Cuando más a gustito estaba, el suelo tembló. Sin dudarlo, abrí la ventana y miré al suelo: la nieve no se había alzado mucho. Suspiré aliviada y alcé la vista al frente, al joven que me tenía entre sus manos mientras hablaba con la dependienta.
-¿Para regalo?
-Sí, por favor –asintió el chico. Y mi mundo se balanceó mientras cambiaba de manos.
-Está bien. ¿Algún color en especial?
-No, da igual.
Cerré la ventana y corrí en camisón, descalza, hacia el exterior.

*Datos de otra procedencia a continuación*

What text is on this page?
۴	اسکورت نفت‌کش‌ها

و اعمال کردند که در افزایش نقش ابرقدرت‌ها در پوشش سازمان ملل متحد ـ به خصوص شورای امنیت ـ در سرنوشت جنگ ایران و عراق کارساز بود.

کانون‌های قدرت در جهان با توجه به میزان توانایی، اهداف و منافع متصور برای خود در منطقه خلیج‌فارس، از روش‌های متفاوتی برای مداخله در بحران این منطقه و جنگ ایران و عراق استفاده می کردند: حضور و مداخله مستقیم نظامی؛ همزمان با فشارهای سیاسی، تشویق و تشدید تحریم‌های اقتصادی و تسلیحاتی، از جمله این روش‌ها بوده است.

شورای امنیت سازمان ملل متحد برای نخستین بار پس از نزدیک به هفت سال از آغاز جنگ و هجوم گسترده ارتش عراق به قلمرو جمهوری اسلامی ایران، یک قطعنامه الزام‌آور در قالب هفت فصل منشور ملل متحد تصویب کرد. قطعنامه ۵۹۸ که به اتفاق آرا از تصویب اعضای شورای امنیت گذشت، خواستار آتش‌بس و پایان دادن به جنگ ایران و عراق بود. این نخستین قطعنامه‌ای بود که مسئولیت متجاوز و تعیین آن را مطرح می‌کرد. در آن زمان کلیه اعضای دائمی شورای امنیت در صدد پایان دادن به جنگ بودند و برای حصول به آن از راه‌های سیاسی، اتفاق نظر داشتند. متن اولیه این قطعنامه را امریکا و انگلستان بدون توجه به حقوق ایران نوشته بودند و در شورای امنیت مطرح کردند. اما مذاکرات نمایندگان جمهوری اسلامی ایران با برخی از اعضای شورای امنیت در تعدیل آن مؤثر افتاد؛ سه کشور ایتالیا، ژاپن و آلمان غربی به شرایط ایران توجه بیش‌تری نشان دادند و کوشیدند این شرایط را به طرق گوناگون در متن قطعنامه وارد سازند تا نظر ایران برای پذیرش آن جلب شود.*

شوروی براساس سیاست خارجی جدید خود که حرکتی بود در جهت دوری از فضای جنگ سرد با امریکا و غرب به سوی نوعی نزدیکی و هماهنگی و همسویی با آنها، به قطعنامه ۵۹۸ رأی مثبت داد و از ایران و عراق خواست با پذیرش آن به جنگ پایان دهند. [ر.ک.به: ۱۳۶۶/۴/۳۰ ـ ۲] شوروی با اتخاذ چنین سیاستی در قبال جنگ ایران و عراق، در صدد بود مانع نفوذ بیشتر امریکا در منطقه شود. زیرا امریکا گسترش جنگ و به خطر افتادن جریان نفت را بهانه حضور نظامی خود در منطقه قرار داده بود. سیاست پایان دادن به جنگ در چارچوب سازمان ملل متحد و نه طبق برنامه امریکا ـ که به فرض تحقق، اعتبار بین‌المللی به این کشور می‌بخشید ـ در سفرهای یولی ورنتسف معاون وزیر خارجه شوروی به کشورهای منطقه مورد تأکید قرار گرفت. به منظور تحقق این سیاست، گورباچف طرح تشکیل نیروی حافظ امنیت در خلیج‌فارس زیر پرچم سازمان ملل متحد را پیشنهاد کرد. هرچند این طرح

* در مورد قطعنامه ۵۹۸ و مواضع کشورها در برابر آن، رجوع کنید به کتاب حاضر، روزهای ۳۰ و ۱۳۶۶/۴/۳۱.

En cuanto abrí la puerta, sentí que algo raro pasaba.
-Pensé que no llegaría –comentó el chico.
-Tranquilo, aún quedan cinco minutos para el cierre –rió la mujer mientras pasaba un papel por encima de la bola y lo quitaba varios segundos antes de volver a ponerlo. Esta vez, no lo retiró.
Recordaba mis principios, durmiendo con un paño sobre mi cielo transparente, pero aquello era diferente. Muy diferente. Y no ayudaba que, después de cubrirme con el papel, me moviesen más y más, zarandeada de un lado a otro aunque no violentamente. Regresé al interior de la casa y me escondí bajo la cama.